Wajib Gunakan Aplikasi PINTAR
BI menegaskan, proses penukaran uang tidak lagi bisa dilakukan secara langsung tanpa pemesanan. Seluruh masyarakat harus:
Mengakses aplikasi PINTAR melalui laman resmi BI
Memilih lokasi dan tanggal penukaran
Mengisi data diri sesuai identitas
Datang sesuai jadwal dengan membawa bukti pemesanan
Sistem ini diterapkan untuk menghindari antrean panjang, praktik percaloan, serta memastikan distribusi uang berjalan merata dan tertib.
Dalam rangkaian SERAMBI 2026 yang berlangsung hingga 15 Maret 2026, BI menyiapkan uang tunai layak edar sebesar Rp185,6 triliun.
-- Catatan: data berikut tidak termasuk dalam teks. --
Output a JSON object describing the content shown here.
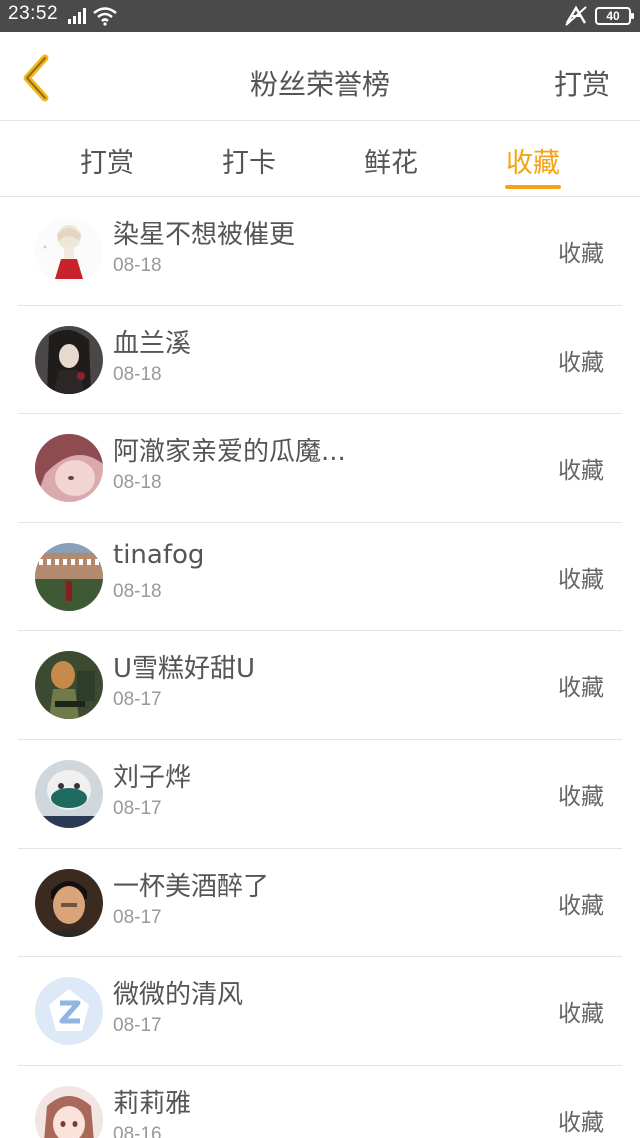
{
  "status_bar": {
    "time": "23:52",
    "network": "4G",
    "battery": "40"
  },
  "header": {
    "title": "粉丝荣誉榜",
    "action_label": "打赏"
  },
  "tabs": [
    {
      "label": "打赏",
      "active": false
    },
    {
      "label": "打卡",
      "active": false
    },
    {
      "label": "鲜花",
      "active": false
    },
    {
      "label": "收藏",
      "active": true
    }
  ],
  "colors": {
    "accent": "#f5a313",
    "text": "#555555",
    "subtext": "#999999",
    "divider": "#e4e4e4",
    "status_bar": "#4a4a4a"
  },
  "fans": [
    {
      "name": "染星不想被催更",
      "date": "08-18",
      "gift": "收藏",
      "avatar": "avatar-girl-red-skirt"
    },
    {
      "name": "血兰溪",
      "date": "08-18",
      "gift": "收藏",
      "avatar": "avatar-dark-anime"
    },
    {
      "name": "阿澈家亲爱的瓜魔...",
      "date": "08-18",
      "gift": "收藏",
      "avatar": "avatar-pink-anime"
    },
    {
      "name": "tinafog",
      "date": "08-18",
      "gift": "收藏",
      "avatar": "avatar-building"
    },
    {
      "name": "U雪糕好甜U",
      "date": "08-17",
      "gift": "收藏",
      "avatar": "avatar-green-figure"
    },
    {
      "name": "刘子烨",
      "date": "08-17",
      "gift": "收藏",
      "avatar": "avatar-masked-face"
    },
    {
      "name": "一杯美酒醉了",
      "date": "08-17",
      "gift": "收藏",
      "avatar": "avatar-man-photo"
    },
    {
      "name": "微微的清风",
      "date": "08-17",
      "gift": "收藏",
      "avatar": "avatar-default-z"
    },
    {
      "name": "莉莉雅",
      "date": "08-16",
      "gift": "收藏",
      "avatar": "avatar-brown-hair-girl"
    }
  ]
}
Dari jumlah tersebut, Rp177 triliun dialokasikan untuk kebutuhan perbankan, termasuk penarikan tunai melalui ATM dan kantor cabang.
Untuk layanan penukaran uang bagi masyarakat, BI menyediakan Rp8,6 triliun dengan nominal Rp5,3 juta per paket penukaran.
BI menyediakan layanan penukaran baru di 2.883 titik, dengan total 8.755 layanan oleh BI dan perbankan seluruh Indonesia.
"Masyarakat dapat mengakses layanan melalui kas keliling, kantor bank umum, maupun layanan penukaran terpadu di lokasi strategis seperti rumah ibadah dan pusat aktivitas warga," pungkas Denny.
Alasan BI Majukan Jadwal Program SERAMBI 2026
Dalam program SERAMBI 2026, BI melihat adanya tren peningkatan kebutuhan uang layak edar setiap tahun, khususnya di Pulau Jawa yang menjadi pusat aktivitas ekonomi nasional.
Beberapa alasan percepatan jadwal antara lain:
Lonjakan kebutuhan uang pecahan kecil untuk tradisi berbagi THR
Kepadatan mobilitas masyarakat jelang mudik
Antisipasi penumpukan antrean di lokasi penukaran
Optimalisasi distribusi kas di wilayah dengan perputaran ekonomi tinggi
BI ingin memastikan masyarakat memperoleh uang layak edar tepat waktu tanpa kendala teknis.
BI Siapkan Rp185,6 Triliun Uang Layak Edar
Untuk mendukung kebutuhan Ramadan dan Idulfitri 2026, Bank Indonesia menyiapkan uang layak edar sebesar Rp185,6 triliun.
Jumlah tersebut disebar ke berbagai wilayah Indonesia, dengan fokus distribusi terbesar di Pulau Jawa mengingat kontribusi perputaran uangnya paling tinggi secara nasional.
BI juga bekerja sama dengan perbankan dan layanan kas keliling guna menjangkau masyarakat lebih luas.
Imbauan BI kepada Masyarakat
Bank Indonesia mengimbau masyarakat untuk:
Melakukan pemesanan lebih awal melalui aplikasi PINTAR
Tidak membeli jasa penukaran dari pihak tidak resmi
Memastikan uang yang diterima dalam kondisi baik dan sesuai nominal
Dengan dimajukannya jadwal penukaran uang Lebaran 2026 di wilayah Jawa, BI berharap kebutuhan masyarakat selama Ramadan dapat terpenuhi secara tertib, aman, dan nyaman.
Masyarakat disarankan rutin memantau informasi resmi melalui kanal komunikasi Bank Indonesia agar tidak ketinggalan jadwal terbaru.